I am having very lucid dreams and often wake myself up with a start and in a panic. I seem to have lost my sense of smell a bit too - something I use a lot as a visually-impaired person - except waking from dreams - when I am convinced there is a fire or a person attacking or some horrible thing about to happen. The nights are long. I am taking no exercise and lounging about all day - so I guess it's no surprise that my sleep patterns are all over the place. Again I have no sense of wanting or being able to heave myself out of my current stupor and do something about this. Having a shower is a momentous undertaking and takes half a morning to work up to - if at all.

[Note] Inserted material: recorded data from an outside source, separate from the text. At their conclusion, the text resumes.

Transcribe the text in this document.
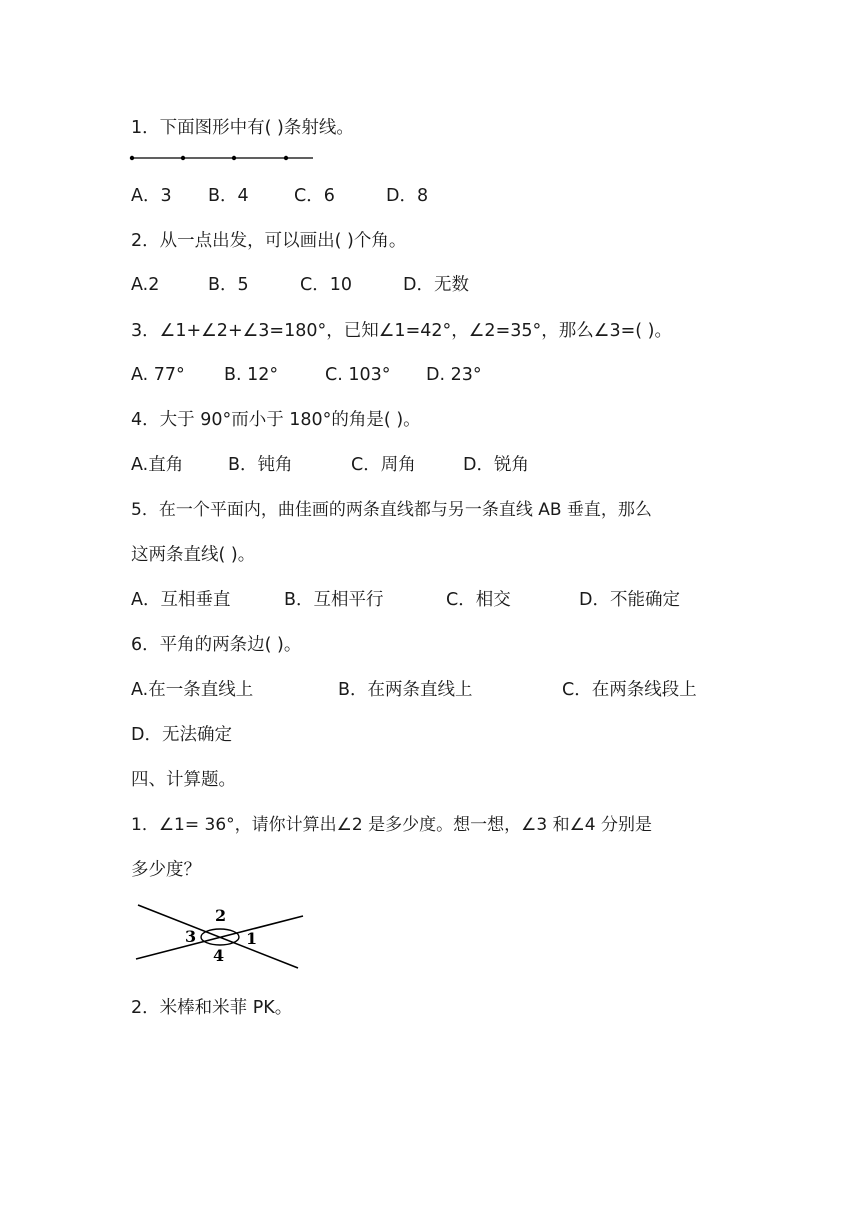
1．下面图形中有( )条射线。
A．3 B．4	C．6	D．8
2．从一点出发，可以画出( )个角。
A.2	B．5	C．10	D．无数
3．∠1+∠2+∠3=180°，已知∠1=42°，∠2=35°，那么∠3=( )。
A. 77° B. 12°	C. 103° D. 23°
4．大于 90°而小于 180°的角是( )。
A.直角	B．钝角	C．周角	D．锐角
5．在一个平面内，曲佳画的两条直线都与另一条直线 AB 垂直，那么
这两条直线( )。
A．互相垂直	B．互相平行	C．相交	D．不能确定
6．平角的两条边( )。
A.在一条直线上	B．在两条直线上	C．在两条线段上
D．无法确定
四、计算题。
1．∠1= 36°，请你计算出∠2 是多少度。想一想，∠3 和∠4 分别是
多少度？
2
1
3
4
2．米棒和米菲 PK。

I have coped pretty poorly with the night anxiety and find after a day with the TV in the background - it doesn't work at night. Neither does music or the radio. Relaxation tapes wash over at the moment. I tend to breath and pray.
I often feel trapped at night but also too scared to do anything about it. Weird and disconcerting for someone who is usually proactive and capable of re-framing into the positive. I am learning patience by default. In depression all I have is the moment and I am able in this episode to live it and to some extent, I am sure, even remember it. This is a gift and a curse. It may help me in time to befriend the feelings and parts of me my depression taps into. It may not. For now I have the moment - and for once I can't escape into a project - or distract myself with hard work - or offer myself to others as a resource. For now I must be with my own inner stranger. Sometimes she is a painful, demanding companion. Often she is silent. Whichever she is for now ever-present and I have not dis-owned her, blanked her - or pushed her away. She is as important a part of me as my creative, engaged, life-loving self. She is a part of that too.
Voice in the Night
Come unto me for your burden is heavy.
Don't look at me like that - with disbelief in your eyes.
Come unto me:
Your burden is heavy.
My love is here.
Look inside
Into your fear
Offer a little reassurance.
Come on you can do it.
Not enough to overwhelm
but just enough to admit
how intolerable it feels sometimes to be you
and how unfair it is
that I offer insightful answers
which you sometimes choose not to hear.
Deep breaths.
Aim to get back to the same.
The same is better than worse.
Come unto me.
No, I will not carry the weight,
It is yours
You can balance it well enough.
I will offer you reassurance.
Stay
with the now.
The burden is not the future or the past.
The burden is the untameable present,
the inescapable reality that you are what you are most fully in this precious moment.
Don't still when you cannot, use the anxiety:
Make it your protection.
Go darker when you are blinded by the light - and make the darkness your most reassuring companion.
Go inwards when the outside is fearful - and befriend.
You and I can sit, lie and tap out the reassurance you need until you start to feel it as real.
But can we watch a little less day time TV?